Volumetric and frequency analysis

Volumetric and frequency analysis are related but distinct techniques that look closely at datasets and endpoints to identify anomalies in how data is being handled.

Volumetric analysis considers the volume of transactions, such as how much data is being sent out of a network, abnormal session lengths and which systems have the most antivirus alerts. Frequency analysis, meanwhile, looks at how often certain occurrences take place. Working together, they can provide a detailed picture of what normal and abnormal network traffic looks like.

Historical data analysis

This technique compares live data with historical records to establish the path of a threat and what the impact will be. This can be tricky as it requires businesses to maintain a comprehensive repository of data in a format that can be easily accessed and compared with what's currently happening - cold long-term storage records won't be enough.

Clustering analysis

Clustering analysis is a method of statistical analysis that groups data around a particular set of characteristics in aggregate. This technique can help identify potential issues such as behavioral outliers that may require further investigation - for instance, an uncommon number of occurrences of a common action.

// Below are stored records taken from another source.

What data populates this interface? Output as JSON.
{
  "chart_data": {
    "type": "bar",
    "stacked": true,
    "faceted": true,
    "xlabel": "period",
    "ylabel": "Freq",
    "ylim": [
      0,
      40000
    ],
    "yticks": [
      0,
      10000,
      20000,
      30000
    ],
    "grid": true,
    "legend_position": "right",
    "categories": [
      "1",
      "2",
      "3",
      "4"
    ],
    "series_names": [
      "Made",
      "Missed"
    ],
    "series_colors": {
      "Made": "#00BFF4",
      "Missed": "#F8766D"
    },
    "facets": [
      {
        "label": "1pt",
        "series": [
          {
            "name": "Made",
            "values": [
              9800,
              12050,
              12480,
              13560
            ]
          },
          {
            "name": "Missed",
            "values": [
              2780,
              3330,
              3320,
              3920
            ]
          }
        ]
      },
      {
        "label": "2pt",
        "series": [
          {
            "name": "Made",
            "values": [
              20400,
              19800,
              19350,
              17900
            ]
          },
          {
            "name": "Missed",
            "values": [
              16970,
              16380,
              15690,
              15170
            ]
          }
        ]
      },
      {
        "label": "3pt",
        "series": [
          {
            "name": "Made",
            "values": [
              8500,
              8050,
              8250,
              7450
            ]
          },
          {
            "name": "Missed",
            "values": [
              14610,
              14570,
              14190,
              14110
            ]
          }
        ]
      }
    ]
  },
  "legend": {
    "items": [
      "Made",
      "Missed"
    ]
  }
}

It's related to grouping analysis, which is similar, but focuses on a smaller number of narrowly-specified characteristics, such as outbound network sources.

Stack counting

Stack counting bears some similarities to clustering in that it is looking for outliers in given sets of data. In this case, it involves counting the number of occurrences of specific values and analyzing the extremes. Being able to identify and study these statistical outliers in more detail is a relatively straightforward method of threat hunting and works best with data sets that provide a finite number of results, such as port numbers, specific file names and their locations and installed programs across an organization.